Max Weber (1864–1920),
deutscher Volkswirtschaftler und Wirtschaftsgeschichtler, bekannt vor allem wegen systematischer Schriften zur politischen Soziologie und zur Entwicklung des Kapitalismus und der Bürokratie.
Weber wurde am 21. April 1864 in Erfurt geboren und studierte an den Universitäten von Heidelberg, Straßburg, Berlin und Göttingen. Danach war er 1893 zunächst als Professor für Handelsrecht in Berlin, dann als Professor für Nationalökonomie in Freiburg im Breisgau (ab 1894) und Heidelberg (1897) beschäftigt. Anschließend (1919) war Weber bis zu seinem Tod Professor in München. Ab 1903 gab er zeitweilig die Zeitschrift «Archiv für Sozialwissenschaft und Sozialpolitik» heraus.

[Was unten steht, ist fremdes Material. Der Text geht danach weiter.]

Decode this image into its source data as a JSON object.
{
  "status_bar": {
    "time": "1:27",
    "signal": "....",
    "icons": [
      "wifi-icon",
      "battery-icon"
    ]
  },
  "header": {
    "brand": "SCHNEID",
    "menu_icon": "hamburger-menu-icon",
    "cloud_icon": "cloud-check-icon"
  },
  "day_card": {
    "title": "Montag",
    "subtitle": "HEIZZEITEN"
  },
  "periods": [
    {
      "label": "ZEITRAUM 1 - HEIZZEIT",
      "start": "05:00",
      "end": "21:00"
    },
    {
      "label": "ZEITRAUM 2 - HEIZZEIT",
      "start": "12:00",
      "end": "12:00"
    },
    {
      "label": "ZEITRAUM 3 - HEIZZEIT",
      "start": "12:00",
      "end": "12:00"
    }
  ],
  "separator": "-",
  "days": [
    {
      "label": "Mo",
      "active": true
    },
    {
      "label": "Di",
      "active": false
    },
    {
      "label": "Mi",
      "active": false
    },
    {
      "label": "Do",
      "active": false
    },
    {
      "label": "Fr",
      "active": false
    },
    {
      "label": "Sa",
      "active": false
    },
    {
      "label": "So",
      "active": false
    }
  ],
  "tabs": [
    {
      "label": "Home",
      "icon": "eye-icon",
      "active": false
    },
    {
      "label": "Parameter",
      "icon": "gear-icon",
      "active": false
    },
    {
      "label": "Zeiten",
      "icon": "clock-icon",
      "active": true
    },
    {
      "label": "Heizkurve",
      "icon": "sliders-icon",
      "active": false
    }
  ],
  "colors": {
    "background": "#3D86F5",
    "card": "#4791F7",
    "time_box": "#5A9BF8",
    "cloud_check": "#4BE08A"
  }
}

Als Reaktion auf die marxistische Theorie des ökonomischen Determinismus bezog Weber in seine wirtschaftswissenschaftlichen Untersuchungen die gesellschaftliche und religiöse Entwicklung mit ein. Durch geschichtliche Studien suchte er so zu belegen, dass in der Geschichte Ursache und Wirkung nicht allein von ökonomischen Gesichtspunkten bestimmt werden. In einem seiner bekanntesten Werke, Die protestantische Ethik und der Geist des Kapitalismus (1905), stellte er den Zusammenhang zwischen calvinistisch geprägter Lebensführung und kapitalistischer Weltsicht heraus. Bedeutung erlangte Weber vor allem auch durch seine begrifflich differenzierte «soziologische Kategorienlehre» (in seinem soziologischen Hauptwerk Wirtschaft und Gesellschaft, 1921/1922) und durch seine Herrschaftslehre.